Dengan adanya putusan MK, kini KPK memiliki ruang untuk menangani korupsi militer dengan lebih terbuka, mengingat sebelumnya banyak pihak yang menganggap sektor ini terisolasi dari pengawasan dan penindakan. Namun, untuk mewujudkan ini, perlu adanya sistem koordinasi yang jelas dan pengaturan yang lebih rinci agar tidak terjadi tumpang tindih kewenangan antara KPK dan peradilan militer. Salah satu solusi adalah membentuk tim khusus di KPK yang dapat menangani kasus-kasus militer dengan melibatkan perwira TNI, untuk memastikan agar penanganan ini berjalan transparan dan efektif.
Model Kolaborasi dan Pengawasan dalam Penanganan Korupsi
Salah satu contoh yang patut dicontoh adalah upaya Presiden Xi Jinping di China yang berhasil menanggulangi korupsi di sektor pemerintahannya, termasuk di sektor militer (People’s Liberation Army). Melalui proses yang transparan dan pemeriksaan yang tidak pandang bulu, Xi Jinping berhasil membersihkan sektor-sektor yang rawan dengan praktik korupsi. Ini menunjukkan bahwa dengan tekad yang kuat dan sistem yang transparan, sektor militer pun dapat dibersihkan dari praktik korupsi yang merugikan negara.

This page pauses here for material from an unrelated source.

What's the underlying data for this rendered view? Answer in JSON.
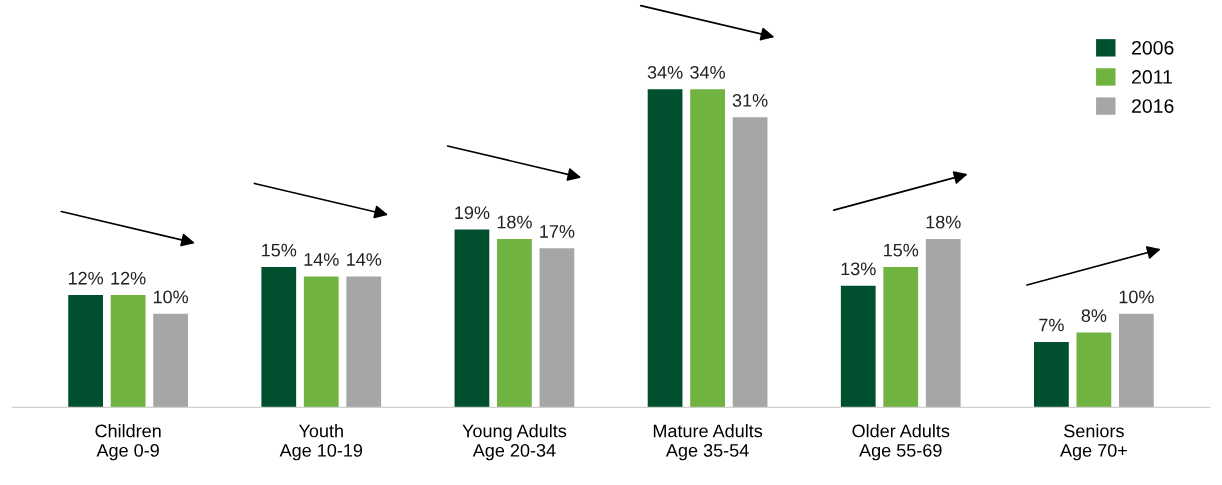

Indonesia bisa belajar dari model tersebut dengan memperkuat pengawasan dan kolaborasi antara KPK dan TNI. Dalam hal ini, penting untuk memiliki lembaga yang bekerja sama, tetapi juga menghormati hak-hak militer yang bersifat khusus. Ini akan memastikan bahwa setiap tindakan korupsi di sektor pertahanan dapat diungkap dengan adil dan sesuai dengan prinsip hukum yang berlaku.

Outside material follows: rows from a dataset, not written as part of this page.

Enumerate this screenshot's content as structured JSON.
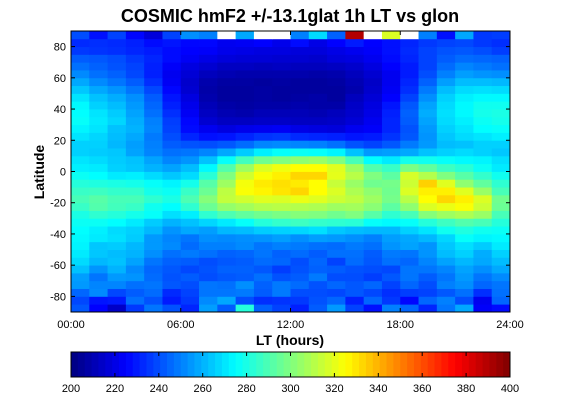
{
  "chart_data": {
    "type": "heatmap",
    "title": "COSMIC hmF2 +/-13.1glat 1h LT vs glon",
    "xlabel": "LT (hours)",
    "ylabel": "Latitude",
    "xlim": [
      0,
      24
    ],
    "ylim": [
      -90,
      90
    ],
    "x_ticks": [
      0,
      6,
      12,
      18,
      24
    ],
    "x_tick_labels": [
      "00:00",
      "06:00",
      "12:00",
      "18:00",
      "24:00"
    ],
    "y_ticks": [
      -80,
      -60,
      -40,
      -20,
      0,
      20,
      40,
      60,
      80
    ],
    "y_tick_labels": [
      "-80",
      "-60",
      "-40",
      "-20",
      "0",
      "20",
      "40",
      "60",
      "80"
    ],
    "x_bin_hours": 1,
    "y_bin_degrees": 5,
    "grid": false,
    "colorbar": {
      "colormap": "jet",
      "range": [
        200,
        400
      ],
      "ticks": [
        200,
        220,
        240,
        260,
        280,
        300,
        320,
        340,
        360,
        380,
        400
      ],
      "tick_labels": [
        "200",
        "220",
        "240",
        "260",
        "280",
        "300",
        "320",
        "340",
        "360",
        "380",
        "400"
      ],
      "placement": "bottom"
    },
    "missing_color": "#ffffff",
    "y_centers": [
      -87.5,
      -82.5,
      -77.5,
      -72.5,
      -67.5,
      -62.5,
      -57.5,
      -52.5,
      -47.5,
      -42.5,
      -37.5,
      -32.5,
      -27.5,
      -22.5,
      -17.5,
      -12.5,
      -7.5,
      -2.5,
      2.5,
      7.5,
      12.5,
      17.5,
      22.5,
      27.5,
      32.5,
      37.5,
      42.5,
      47.5,
      52.5,
      57.5,
      62.5,
      67.5,
      72.5,
      77.5,
      82.5,
      87.5
    ],
    "x_centers": [
      0.5,
      1.5,
      2.5,
      3.5,
      4.5,
      5.5,
      6.5,
      7.5,
      8.5,
      9.5,
      10.5,
      11.5,
      12.5,
      13.5,
      14.5,
      15.5,
      16.5,
      17.5,
      18.5,
      19.5,
      20.5,
      21.5,
      22.5,
      23.5
    ],
    "z": [
      [
        242,
        225,
        214,
        236,
        248,
        241,
        232,
        256,
        243,
        282,
        244,
        238,
        231,
        243,
        255,
        238,
        228,
        250,
        245,
        232,
        248,
        258,
        224,
        227
      ],
      [
        239,
        229,
        230,
        247,
        241,
        230,
        236,
        252,
        258,
        240,
        234,
        235,
        236,
        241,
        245,
        231,
        245,
        236,
        226,
        245,
        250,
        240,
        222,
        245
      ],
      [
        245,
        252,
        239,
        243,
        246,
        233,
        238,
        248,
        248,
        249,
        243,
        249,
        240,
        240,
        239,
        242,
        239,
        234,
        237,
        238,
        242,
        247,
        234,
        247
      ],
      [
        255,
        251,
        251,
        247,
        248,
        242,
        240,
        248,
        247,
        253,
        244,
        249,
        246,
        241,
        245,
        242,
        245,
        238,
        245,
        240,
        250,
        253,
        245,
        248
      ],
      [
        256,
        248,
        255,
        254,
        246,
        241,
        243,
        240,
        242,
        243,
        247,
        241,
        243,
        249,
        240,
        240,
        237,
        242,
        248,
        243,
        248,
        255,
        248,
        252
      ],
      [
        263,
        254,
        260,
        252,
        245,
        242,
        239,
        241,
        244,
        244,
        242,
        237,
        241,
        244,
        243,
        241,
        240,
        239,
        248,
        248,
        251,
        257,
        253,
        258
      ],
      [
        268,
        261,
        263,
        257,
        248,
        244,
        243,
        240,
        242,
        243,
        246,
        245,
        240,
        245,
        238,
        246,
        242,
        247,
        245,
        251,
        257,
        261,
        258,
        262
      ],
      [
        271,
        264,
        262,
        260,
        253,
        247,
        249,
        247,
        244,
        245,
        248,
        244,
        246,
        243,
        247,
        247,
        243,
        249,
        248,
        254,
        262,
        266,
        259,
        266
      ],
      [
        273,
        264,
        265,
        261,
        255,
        252,
        246,
        250,
        250,
        252,
        248,
        250,
        249,
        247,
        246,
        249,
        247,
        254,
        257,
        254,
        264,
        269,
        265,
        271
      ],
      [
        274,
        271,
        269,
        265,
        255,
        251,
        248,
        253,
        252,
        253,
        254,
        256,
        253,
        256,
        255,
        253,
        250,
        256,
        258,
        261,
        267,
        276,
        273,
        274
      ],
      [
        275,
        272,
        268,
        266,
        261,
        254,
        258,
        256,
        261,
        262,
        265,
        266,
        267,
        269,
        264,
        262,
        261,
        261,
        266,
        270,
        278,
        281,
        278,
        277
      ],
      [
        277,
        277,
        275,
        271,
        265,
        260,
        263,
        267,
        271,
        276,
        282,
        285,
        287,
        285,
        284,
        283,
        276,
        274,
        276,
        282,
        287,
        291,
        289,
        282
      ],
      [
        280,
        284,
        282,
        279,
        276,
        269,
        272,
        284,
        290,
        294,
        297,
        299,
        301,
        300,
        297,
        300,
        292,
        284,
        289,
        301,
        306,
        309,
        305,
        289
      ],
      [
        286,
        291,
        288,
        286,
        278,
        275,
        284,
        296,
        304,
        307,
        310,
        311,
        310,
        309,
        306,
        307,
        302,
        293,
        303,
        318,
        321,
        324,
        315,
        296
      ],
      [
        289,
        292,
        289,
        289,
        284,
        280,
        290,
        301,
        313,
        316,
        319,
        318,
        321,
        319,
        315,
        312,
        306,
        298,
        311,
        325,
        333,
        328,
        318,
        297
      ],
      [
        286,
        287,
        285,
        285,
        279,
        277,
        286,
        296,
        312,
        324,
        327,
        330,
        333,
        325,
        318,
        309,
        303,
        297,
        318,
        328,
        328,
        319,
        305,
        289
      ],
      [
        282,
        281,
        280,
        279,
        276,
        273,
        279,
        292,
        306,
        323,
        329,
        331,
        329,
        325,
        314,
        305,
        297,
        298,
        315,
        334,
        319,
        303,
        294,
        284
      ],
      [
        277,
        275,
        271,
        272,
        268,
        264,
        268,
        283,
        300,
        316,
        324,
        328,
        333,
        333,
        320,
        311,
        300,
        293,
        317,
        310,
        300,
        292,
        285,
        278
      ],
      [
        272,
        271,
        266,
        264,
        260,
        257,
        262,
        274,
        291,
        306,
        318,
        322,
        325,
        325,
        319,
        306,
        291,
        286,
        299,
        294,
        287,
        283,
        277,
        271
      ],
      [
        270,
        268,
        265,
        263,
        257,
        251,
        254,
        263,
        276,
        288,
        297,
        300,
        303,
        305,
        300,
        289,
        275,
        271,
        279,
        278,
        276,
        274,
        273,
        269
      ],
      [
        266,
        265,
        264,
        257,
        251,
        247,
        248,
        251,
        258,
        265,
        272,
        276,
        277,
        276,
        273,
        263,
        255,
        256,
        258,
        263,
        266,
        268,
        266,
        264
      ],
      [
        266,
        266,
        261,
        256,
        250,
        243,
        241,
        240,
        242,
        246,
        251,
        252,
        251,
        250,
        247,
        241,
        238,
        242,
        249,
        255,
        262,
        263,
        266,
        266
      ],
      [
        270,
        267,
        262,
        258,
        249,
        240,
        232,
        228,
        229,
        232,
        235,
        236,
        233,
        232,
        231,
        229,
        230,
        235,
        242,
        254,
        264,
        268,
        270,
        272
      ],
      [
        273,
        270,
        263,
        260,
        251,
        238,
        227,
        222,
        219,
        221,
        222,
        223,
        220,
        219,
        218,
        222,
        224,
        232,
        241,
        255,
        266,
        270,
        275,
        276
      ],
      [
        276,
        271,
        267,
        259,
        250,
        237,
        226,
        216,
        213,
        213,
        214,
        214,
        213,
        213,
        214,
        217,
        222,
        232,
        243,
        257,
        268,
        272,
        277,
        279
      ],
      [
        275,
        270,
        265,
        257,
        247,
        234,
        223,
        213,
        210,
        209,
        211,
        211,
        211,
        210,
        212,
        215,
        220,
        231,
        244,
        259,
        269,
        274,
        279,
        280
      ],
      [
        274,
        266,
        262,
        255,
        245,
        231,
        221,
        211,
        208,
        207,
        208,
        208,
        209,
        208,
        208,
        214,
        219,
        229,
        242,
        257,
        268,
        274,
        278,
        278
      ],
      [
        270,
        263,
        259,
        253,
        243,
        229,
        219,
        209,
        206,
        206,
        207,
        206,
        207,
        208,
        206,
        212,
        217,
        225,
        238,
        253,
        266,
        272,
        274,
        274
      ],
      [
        264,
        258,
        254,
        248,
        239,
        226,
        216,
        208,
        206,
        206,
        207,
        206,
        206,
        206,
        206,
        209,
        215,
        223,
        234,
        249,
        262,
        268,
        269,
        268
      ],
      [
        258,
        252,
        248,
        243,
        234,
        223,
        215,
        209,
        207,
        207,
        206,
        207,
        206,
        206,
        207,
        210,
        214,
        222,
        232,
        244,
        256,
        262,
        262,
        261
      ],
      [
        252,
        247,
        244,
        239,
        231,
        222,
        217,
        212,
        210,
        209,
        209,
        209,
        209,
        208,
        209,
        212,
        216,
        222,
        230,
        240,
        250,
        256,
        254,
        253
      ],
      [
        247,
        244,
        241,
        238,
        231,
        224,
        219,
        216,
        213,
        213,
        212,
        213,
        212,
        212,
        213,
        215,
        219,
        225,
        230,
        238,
        246,
        251,
        249,
        247
      ],
      [
        243,
        242,
        240,
        236,
        232,
        227,
        223,
        220,
        218,
        217,
        217,
        216,
        216,
        215,
        218,
        219,
        222,
        227,
        232,
        238,
        243,
        246,
        245,
        244
      ],
      [
        236,
        235,
        234,
        232,
        230,
        227,
        225,
        224,
        221,
        220,
        219,
        219,
        218,
        218,
        220,
        222,
        224,
        228,
        233,
        238,
        241,
        242,
        240,
        237
      ],
      [
        233,
        234,
        233,
        231,
        227,
        229,
        226,
        226,
        222,
        223,
        225,
        221,
        227,
        220,
        225,
        230,
        225,
        228,
        232,
        236,
        238,
        239,
        236,
        234
      ],
      [
        240,
        228,
        238,
        226,
        218,
        238,
        253,
        250,
        null,
        258,
        null,
        null,
        250,
        268,
        244,
        390,
        null,
        318,
        null,
        250,
        228,
        258,
        236,
        237
      ]
    ]
  }
}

Putusan MK mengenai kewenangan KPK dalam menangani kasus korupsi di sektor militer membuka babak baru dalam penerapan hukum yang lebih transparan dan akuntabel di Indonesia. KPK, dengan wewenang yang lebih jelas, kini dapat berperan aktif dalam mencegah dan memberantas korupsi di lingkungan TNI, asalkan penanganan perkara dilakukan sesuai dengan ketentuan yang ada. Keterbukaan, koordinasi, dan pengawasan yang lebih ketat menjadi kunci dalam mewujudkan sektor militer yang bebas dari korupsi, dan ini memerlukan kerja sama antara semua pihak yang terlibat. Ke depan, harapan besar agar sektor pertahanan dan militer Indonesia menjadi lebih bersih dan berintegritas dapat terwujud melalui kolaborasi yang lebih baik antara TNI dan KPK, serta upaya maksimal dalam menjaga supremasi hukum dan kepentingan nasional.